Gargoyles competition shooting team

Gargoyles Competition Shooting Team Captain Grog Photo: thecelticcroft.com

According to recent reports from AmmoLand.com, the Gargoyles intend to form a new competitive shooting team. Traditionally known for their fearsome appearance, Gargoyles have not historically been recognized for their agility and speed. According to industry insiders, that reputation is about to change.

“People generally think of rock sculptures as slow and inflexible” comments Don Draper, Vice President of Marketing for Gargoyles Eyewear. “Just because they’re evil and mean looking doesn’t mean that they can’t shake and bake on the course of fire. Plus they have the added benefit of scaring away evil spirits. But the thing that really attracted us to the whole competitive Gargoyle concept was that most Gargoyles have wings and we expect them to literally fly through complex courses in major USPSA competitions.”

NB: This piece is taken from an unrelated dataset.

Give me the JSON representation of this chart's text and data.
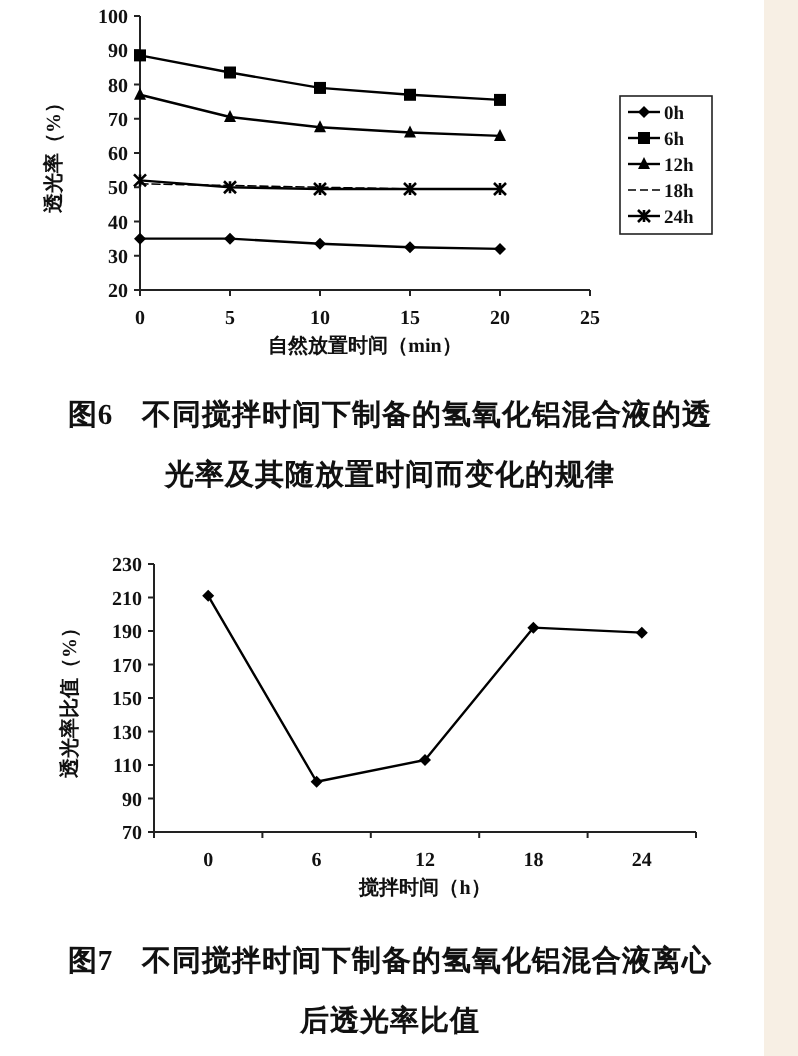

Gargoyles Eyewear Shooting Team

Gargoyles Eyewear Shooting Team

Rumors have been circulating for some time that the Gargoyles have been training in more sedentary shooting sports such as Benchrest and NRA Bullseye to prepare for their entre into the action shooting arena. “We’ve been really impressed by the stability and resulting accuracy that these Gargoyles have been able to achieve.” stated Wayne LaPierre, Executive Director of the National Rifle Association. “They just sit there and don’t flinch – like they were made of stone or something.”

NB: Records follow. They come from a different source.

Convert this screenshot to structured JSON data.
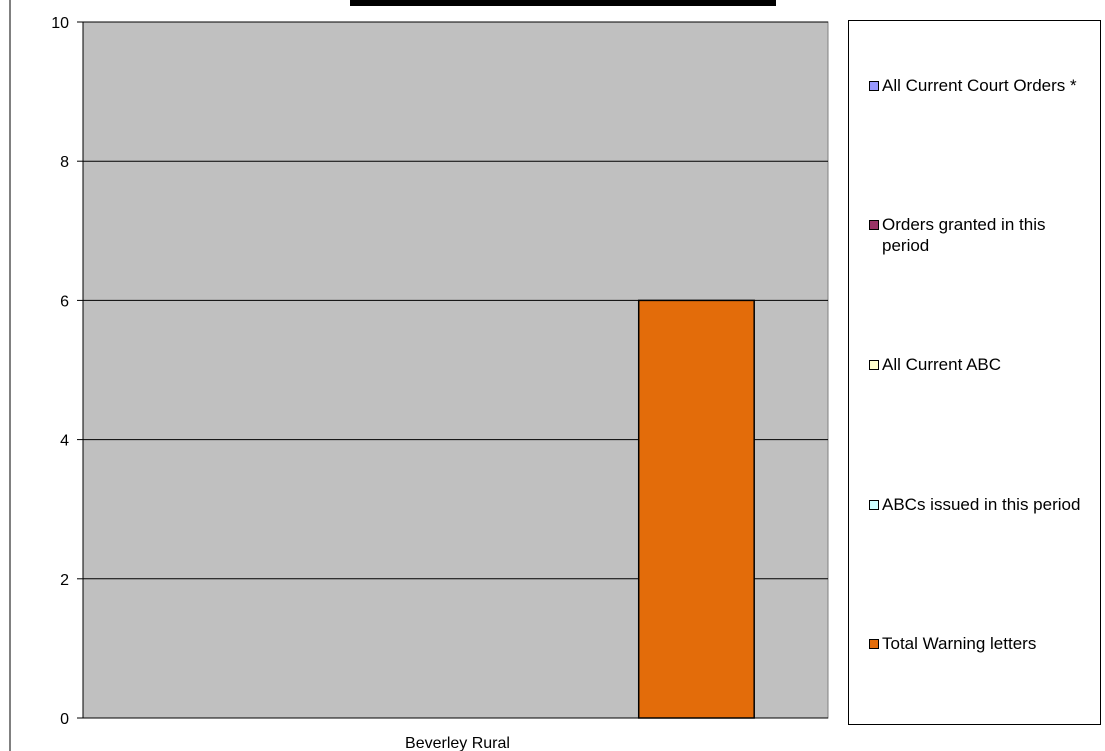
{
  "chart_data": {
    "type": "bar",
    "categories": [
      "Beverley Rural"
    ],
    "series": [
      {
        "name": "All Current Court Orders *",
        "values": [
          0
        ],
        "color": "#9999ff"
      },
      {
        "name": "Orders granted in this period",
        "values": [
          0
        ],
        "color": "#993366"
      },
      {
        "name": "All Current ABC",
        "values": [
          0
        ],
        "color": "#ffffcc"
      },
      {
        "name": "ABCs issued in this period",
        "values": [
          0
        ],
        "color": "#ccffff"
      },
      {
        "name": "Total Warning letters",
        "values": [
          6
        ],
        "color": "#e36c0a"
      }
    ],
    "ylim": [
      0,
      10
    ],
    "yticks": [
      "0",
      "2",
      "4",
      "6",
      "8",
      "10"
    ],
    "grid": true,
    "plot_background": "#c0c0c0",
    "legend_position": "right"
  }
}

Gargoyles Eyewear will be equipping the new team with proven eye protection designs including the Classic and Veil Series but will also leverage the teams exposure in the shooting community to launch the all-new ‘Rock Solid’ series. According to unnamed sources, the Rock Solid line will feature 325% UV protection and unsurpassed durability. “These things will last an eternity” bragged Draper.